Qual é a nova doutrina? Que se extingam as satisfações obrigatórias à grei, mormente se antitéticas aos desejos do espírito, da carne ou da mente.
Criatura estóica como o era, suportava as diversas árias, sinfonias de saudade; duelos travava consigo. Incólume nunca estaria, nem no abrigo das palavras.
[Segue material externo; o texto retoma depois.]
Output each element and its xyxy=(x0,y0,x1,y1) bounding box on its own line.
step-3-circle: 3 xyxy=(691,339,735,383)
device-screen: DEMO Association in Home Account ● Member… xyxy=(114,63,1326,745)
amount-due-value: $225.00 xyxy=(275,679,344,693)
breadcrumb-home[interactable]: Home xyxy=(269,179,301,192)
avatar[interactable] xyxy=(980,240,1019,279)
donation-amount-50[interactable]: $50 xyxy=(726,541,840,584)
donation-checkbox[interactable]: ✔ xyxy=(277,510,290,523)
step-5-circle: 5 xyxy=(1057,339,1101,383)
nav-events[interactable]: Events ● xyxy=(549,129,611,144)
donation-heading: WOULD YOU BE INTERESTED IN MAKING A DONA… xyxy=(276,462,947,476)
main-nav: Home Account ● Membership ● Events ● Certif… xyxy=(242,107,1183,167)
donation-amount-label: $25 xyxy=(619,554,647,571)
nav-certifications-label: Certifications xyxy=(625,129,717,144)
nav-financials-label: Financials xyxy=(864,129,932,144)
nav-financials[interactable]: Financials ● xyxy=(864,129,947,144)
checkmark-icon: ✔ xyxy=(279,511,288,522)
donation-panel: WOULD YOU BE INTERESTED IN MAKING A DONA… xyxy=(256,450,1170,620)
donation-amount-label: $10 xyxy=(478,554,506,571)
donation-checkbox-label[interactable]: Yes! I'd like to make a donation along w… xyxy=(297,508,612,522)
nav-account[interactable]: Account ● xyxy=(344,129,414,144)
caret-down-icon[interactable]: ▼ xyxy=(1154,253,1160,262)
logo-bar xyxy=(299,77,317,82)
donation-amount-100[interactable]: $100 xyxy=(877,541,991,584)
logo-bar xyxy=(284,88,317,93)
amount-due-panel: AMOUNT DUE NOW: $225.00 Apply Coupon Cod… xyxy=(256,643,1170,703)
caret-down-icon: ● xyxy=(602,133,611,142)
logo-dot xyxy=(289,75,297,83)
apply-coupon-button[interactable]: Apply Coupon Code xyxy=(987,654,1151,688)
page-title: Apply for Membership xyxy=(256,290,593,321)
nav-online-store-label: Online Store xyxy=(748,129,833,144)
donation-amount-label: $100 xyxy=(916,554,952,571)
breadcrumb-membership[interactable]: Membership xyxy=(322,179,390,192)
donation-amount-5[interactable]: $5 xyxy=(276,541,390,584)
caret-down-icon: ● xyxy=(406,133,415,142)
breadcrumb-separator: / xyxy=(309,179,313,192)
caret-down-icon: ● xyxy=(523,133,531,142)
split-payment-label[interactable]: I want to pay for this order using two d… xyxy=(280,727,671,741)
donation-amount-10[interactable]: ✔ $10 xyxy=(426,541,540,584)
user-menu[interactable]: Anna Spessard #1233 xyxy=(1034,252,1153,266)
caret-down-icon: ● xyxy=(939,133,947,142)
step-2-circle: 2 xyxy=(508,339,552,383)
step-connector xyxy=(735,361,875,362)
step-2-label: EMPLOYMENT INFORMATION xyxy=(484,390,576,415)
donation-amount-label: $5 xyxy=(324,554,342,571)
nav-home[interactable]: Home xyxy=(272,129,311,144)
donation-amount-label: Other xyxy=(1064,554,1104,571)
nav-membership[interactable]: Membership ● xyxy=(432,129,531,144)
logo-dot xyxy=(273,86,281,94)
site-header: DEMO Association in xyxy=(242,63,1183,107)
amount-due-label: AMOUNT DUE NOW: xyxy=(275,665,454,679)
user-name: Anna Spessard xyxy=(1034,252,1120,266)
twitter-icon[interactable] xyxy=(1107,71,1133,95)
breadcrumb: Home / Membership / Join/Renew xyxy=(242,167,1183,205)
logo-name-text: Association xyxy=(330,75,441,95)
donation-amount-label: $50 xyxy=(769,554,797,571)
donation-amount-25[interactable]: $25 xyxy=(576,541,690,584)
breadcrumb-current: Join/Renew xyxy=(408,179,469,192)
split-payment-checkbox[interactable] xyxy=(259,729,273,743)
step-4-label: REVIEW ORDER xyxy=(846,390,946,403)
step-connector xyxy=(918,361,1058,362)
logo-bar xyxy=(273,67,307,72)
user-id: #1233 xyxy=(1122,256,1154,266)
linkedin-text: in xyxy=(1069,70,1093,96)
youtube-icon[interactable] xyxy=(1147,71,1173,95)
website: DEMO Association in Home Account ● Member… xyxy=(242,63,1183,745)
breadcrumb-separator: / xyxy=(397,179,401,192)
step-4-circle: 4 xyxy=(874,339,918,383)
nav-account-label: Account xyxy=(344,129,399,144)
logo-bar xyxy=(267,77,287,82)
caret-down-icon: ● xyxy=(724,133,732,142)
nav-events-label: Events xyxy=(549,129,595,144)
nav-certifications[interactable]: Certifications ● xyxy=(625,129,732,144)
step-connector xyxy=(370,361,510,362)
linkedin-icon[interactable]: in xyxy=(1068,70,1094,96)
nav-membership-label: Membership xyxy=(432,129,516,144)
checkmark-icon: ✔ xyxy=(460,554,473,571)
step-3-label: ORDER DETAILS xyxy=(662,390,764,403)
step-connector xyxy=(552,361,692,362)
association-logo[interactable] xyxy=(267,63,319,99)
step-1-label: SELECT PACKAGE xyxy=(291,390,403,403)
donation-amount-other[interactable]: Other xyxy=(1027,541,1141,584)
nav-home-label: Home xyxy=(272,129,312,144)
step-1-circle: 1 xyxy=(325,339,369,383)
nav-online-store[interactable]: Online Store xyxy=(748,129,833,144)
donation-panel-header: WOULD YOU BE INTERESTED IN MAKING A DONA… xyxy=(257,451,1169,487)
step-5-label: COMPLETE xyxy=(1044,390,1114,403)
Melancolia fazia visitas constantes, vinha de surpresa, arrematava os triunfos do dia, saía deixando a pele macilenta, os dedos cada vez mais magros, frios, acabando com os dias rubros.
“Melancolia, cara Melancolia, só quero que te faça minha amiga
Não que me deixeis lívida, vazia ou fria;
Quero que te faças, Melancolia, somente, minha cara amiga”.
A última ária tocou, dormem em paz sob a o brilho abençoado do luar.